It used to be that the mere thought of burning coins would set off an erratic thought process of you know what I could do with that many coins? However, it’s now commonplace to destroy coins, at the protocol level, for one reason or another. In the interest of your well-being (and my sanity), I researched the why, what, and when of PIVX’s coin burn and what it means to you and me.
The great burn of 2016
Since its inception in 2016, PIVX has been burning coins for the greater good. There is, of course, a good reason for a project to burn its product. At its core, coin burning is a means to control, if not an outright means to deter, the inflation of the subject coin.
For a better understanding, let’s use diamonds as an example. Better yet, let’s go back some ten years before the rise of lab diamonds became a norm. While you and I know diamonds are expensive, they’re not necessarily rare. Their price is set by both good marketing and a limited usable supply. If De Beers released all the diamonds they supposedly have access to, the price would plummet, and I could buy all of my kids some shiny rocks to use as confetti.
Alas, that’s not the case. De Beers (and others) severely limit the availability of cut diamonds, thus keeping the price at the upper level and not for everyone.
This is similarly the case with many coins- they’re burned to manage inflation. That is what PIVX does too. Today it’s all done without any interaction. However, there was a single time that a burn was done outside of the norm.
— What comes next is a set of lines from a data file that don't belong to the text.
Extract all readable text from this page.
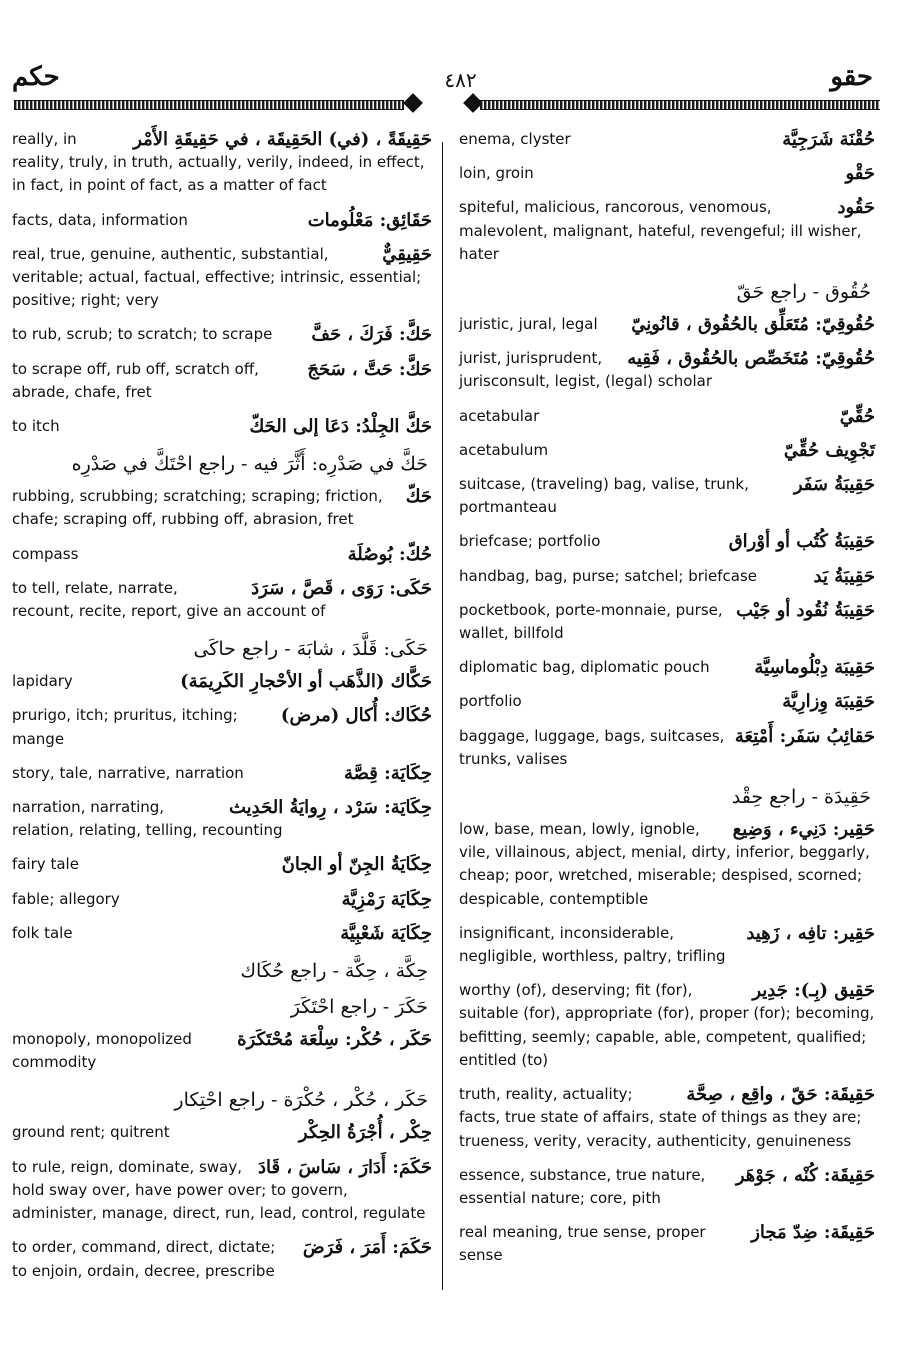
حكم	٤٨٢	حقو
حَقِيقَةً ، (في) الحَقِيقَة ، في حَقِيقَةِ الأَمْر
really, in reality, truly, in truth, actually, verily, indeed, in effect, in fact, in point of fact, as a matter of fact
حَقَائِق: مَعْلُومات
facts, data, information
حَقِيقِيٌّ
real, true, genuine, authentic, substantial, veritable; actual, factual, effective; intrinsic, essential; positive; right; very
حَكَّ: فَرَكَ ، حَفَّ
to rub, scrub; to scratch; to scrape
حَكَّ: حَتَّ ، سَحَجَ
to scrape off, rub off, scratch off, abrade, chafe, fret
حَكَّ الجِلْدُ: دَعَا إلى الحَكّ
to itch
حَكَّ في صَدْرِه: أَثَّرَ فيه - راجع احْتَكَّ في صَدْرِه
حَكّ
rubbing, scrubbing; scratching; scraping; friction, chafe; scraping off, rubbing off, abrasion, fret
حُكّ: بُوصُلَة
compass
حَكَى: رَوَى ، قَصَّ ، سَرَدَ
to tell, relate, narrate, recount, recite, report, give an account of
حَكَى: قَلَّدَ ، شابَهَ - راجع حاكَى
حَكَّاك (الذَّهَب أو الأحْجارِ الكَرِيمَة)
lapidary
حُكَاك: أُكال (مرض)
prurigo, itch; pruritus, itching; mange
حِكَايَة: قِصَّة
story, tale, narrative, narration
حِكَايَة: سَرْد ، رِوايَةُ الحَدِيث
narration, narrating, relation, relating, telling, recounting
حِكَايَةُ الجِنّ أو الجانّ
fairy tale
حِكَايَة رَمْزِيَّة
fable; allegory
حِكَايَة شَعْبِيَّة
folk tale
حِكَّة ، حِكَّة - راجع حُكَاك
حَكَرَ - راجع احْتَكَرَ
حَكَر ، حُكْر: سِلْعَة مُحْتَكَرَة
monopoly, monopolized commodity
حَكَر ، حُكْر ، حُكْرَة - راجع احْتِكار
حِكْر ، أُجْرَةُ الحِكْر
ground rent; quitrent
حَكَمَ: أَدَارَ ، سَاسَ ، قَادَ
to rule, reign, dominate, sway, hold sway over, have power over; to govern, administer, manage, direct, run, lead, control, regulate
حَكَمَ: أَمَرَ ، فَرَضَ
to order, command, direct, dictate; to enjoin, ordain, decree, prescribe
حُقْنَة شَرَجِيَّة
enema, clyster
حَقْو
loin, groin
حَقُود
spiteful, malicious, rancorous, venomous, malevolent, malignant, hateful, revengeful; ill wisher, hater
حُقُوق - راجع حَقّ
حُقُوقِيّ: مُتَعَلِّق بالحُقُوق ، قانُونِيّ
juristic, jural, legal
حُقُوقِيّ: مُتَخَصِّص بالحُقُوق ، فَقِيه
jurist, jurisprudent, jurisconsult, legist, (legal) scholar
حُقِّيّ
acetabular
تَجْوِيف حُقِّيّ
acetabulum
حَقِيبَةُ سَفَر
suitcase, (traveling) bag, valise, trunk, portmanteau
حَقِيبَةُ كُتُب أو أوْراق
briefcase; portfolio
حَقِيبَةُ يَد
handbag, bag, purse; satchel; briefcase
حَقِيبَةُ نُقُود أو جَيْب
pocketbook, porte-monnaie, purse, wallet, billfold
حَقِيبَة دِبْلُوماسِيَّة
diplomatic bag, diplomatic pouch
حَقِيبَة وِزارِيَّة
portfolio
حَقائِبُ سَفَر: أَمْتِعَة
baggage, luggage, bags, suitcases, trunks, valises
حَقِيدَة - راجع حِقْد
حَقِير: دَنِيء ، وَضِيع
low, base, mean, lowly, ignoble, vile, villainous, abject, menial, dirty, inferior, beggarly, cheap; poor, wretched, miserable; despised, scorned; despicable, contemptible
حَقِير: تافِه ، زَهِيد
insignificant, inconsiderable, negligible, worthless, paltry, trifling
حَقِيق (بِـ): جَدِير
worthy (of), deserving; fit (for), suitable (for), appropriate (for), proper (for); becoming, befitting, seemly; capable, able, competent, qualified; entitled (to)
حَقِيقَة: حَقّ ، واقِع ، صِحَّة
truth, reality, actuality; facts, true state of affairs, state of things as they are; trueness, verity, veracity, authenticity, genuineness
حَقِيقَة: كُنْه ، جَوْهَر
essence, substance, true nature, essential nature; core, pith
حَقِيقَة: ضِدّ مَجاز
real meaning, true sense, proper sense
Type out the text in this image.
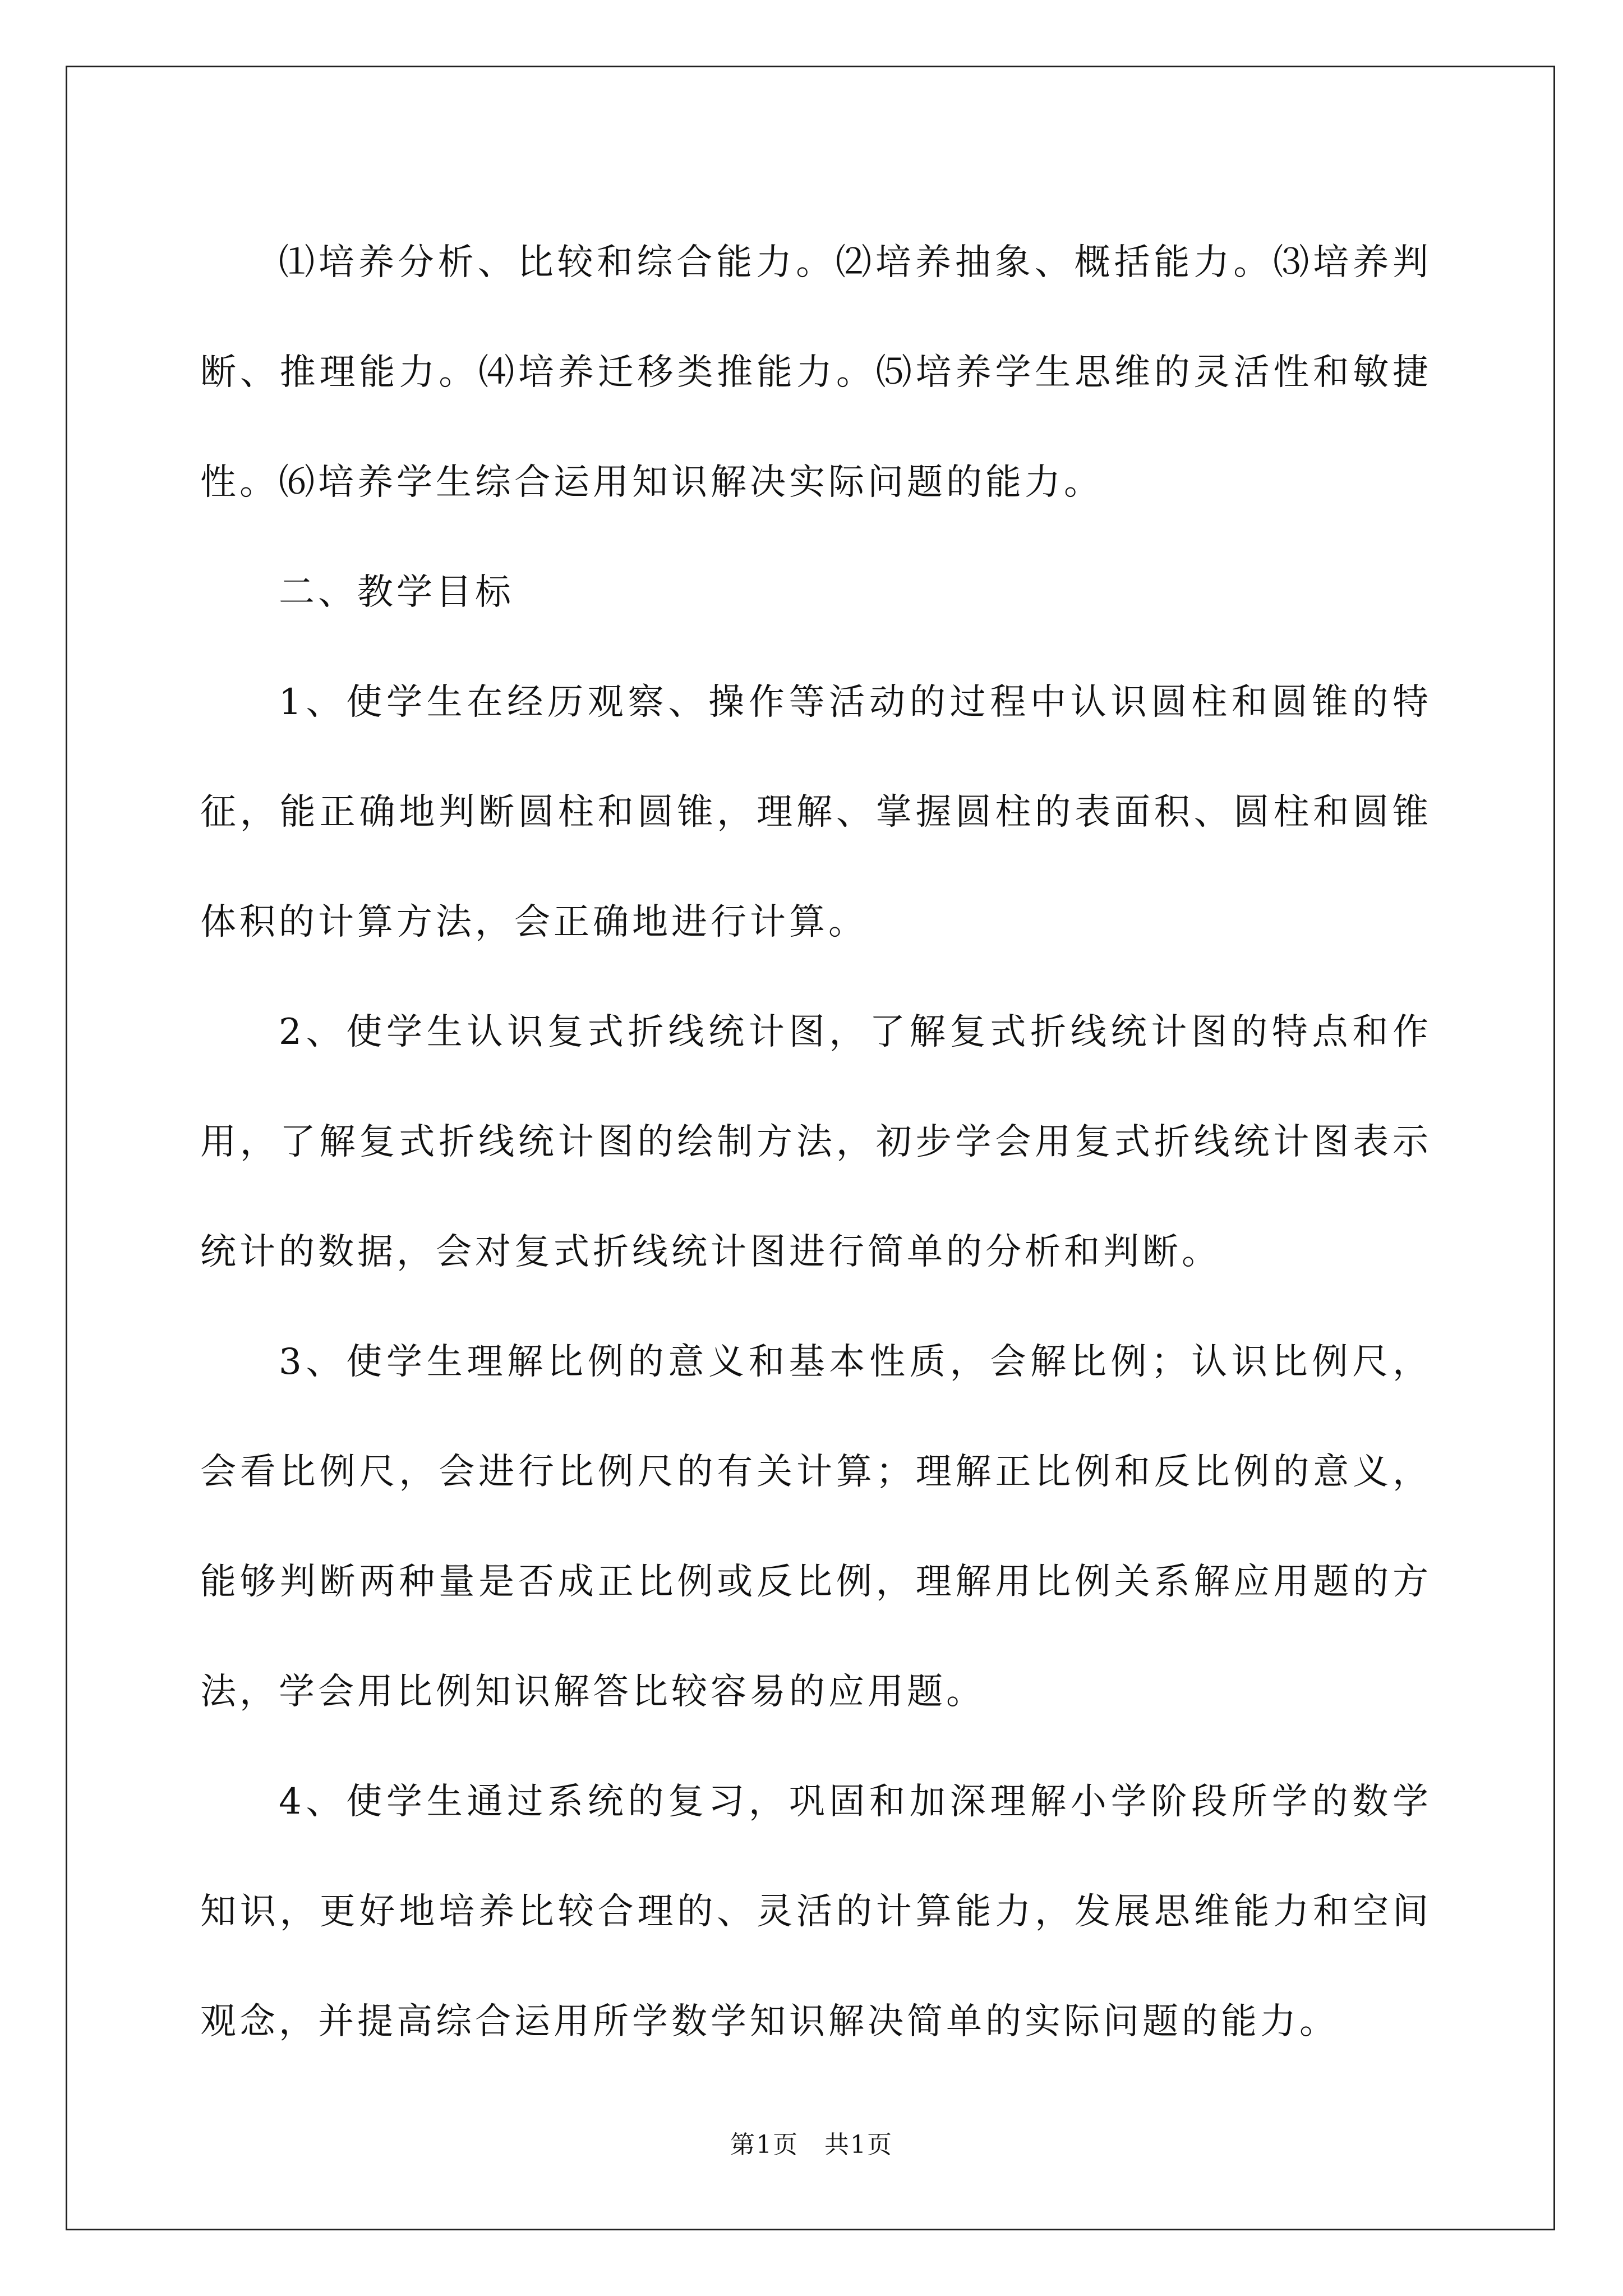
⑴培养分析、比较和综合能力。⑵培养抽象、概括能力。⑶培养判断、推理能力。⑷培养迁移类推能力。⑸培养学生思维的灵活性和敏捷性。⑹培养学生综合运用知识解决实际问题的能力。

二、教学目标

1、使学生在经历观察、操作等活动的过程中认识圆柱和圆锥的特征，能正确地判断圆柱和圆锥，理解、掌握圆柱的表面积、圆柱和圆锥体积的计算方法，会正确地进行计算。

2、使学生认识复式折线统计图，了解复式折线统计图的特点和作用，了解复式折线统计图的绘制方法，初步学会用复式折线统计图表示统计的数据，会对复式折线统计图进行简单的分析和判断。

3、使学生理解比例的意义和基本性质，会解比例；认识比例尺，会看比例尺，会进行比例尺的有关计算；理解正比例和反比例的意义，能够判断两种量是否成正比例或反比例，理解用比例关系解应用题的方法，学会用比例知识解答比较容易的应用题。

4、使学生通过系统的复习，巩固和加深理解小学阶段所学的数学知识，更好地培养比较合理的、灵活的计算能力，发展思维能力和空间观念，并提高综合运用所学数学知识解决简单的实际问题的能力。

第1页　共1页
When PIVX was started, there were no PIVians (that’s you and I) around to run nodes yet. So the developers had to produce 60,001 PIV to start the first six nodes of the system. However, once the system was running, there was a coin burn, of, you guessed it, 60,001 PIV.
Since then, however, burning has taken place nearly every day since February 2016. See, the developers, when coding the core of PIVX, had the idea of automating the inflationary check/balance of the ecosystem. Therefore, they planned to automate the burning of all transaction fees.
Every time you and I make a transaction using PIVX, either moving or spending coins, we’re assisting with capping the available supply of PIVX. Go us!
The given name of “coin burn,” is a misnomer. It almost conjures up an image of someone sitting at a computer printing out virtual coins only to burn the paper (or, is that just me?).
In fact, all of those coins- all 114,208 PIV- are still, technically, alive. Unfortunately, however, they are forever inaccessible by anyone.
The process of a coin burn is when funds, or in the case of PIVX transaction fees, a fraction of funds, are sent to an address that nobody has the keys to. The only access anyone has is the graph (the bottom one) that keeps tabs on the accumulation of burnt fees. While that seems like a lot, I just remember that it’s all locked away for my benefit- making my held PIVX that much more scarce (and potentially more valuable).
So remember, whenever you’re moving your PIV from one wallet to another, you’re helping the rest of the supply dwindle by a smidge. And for that, I thank you.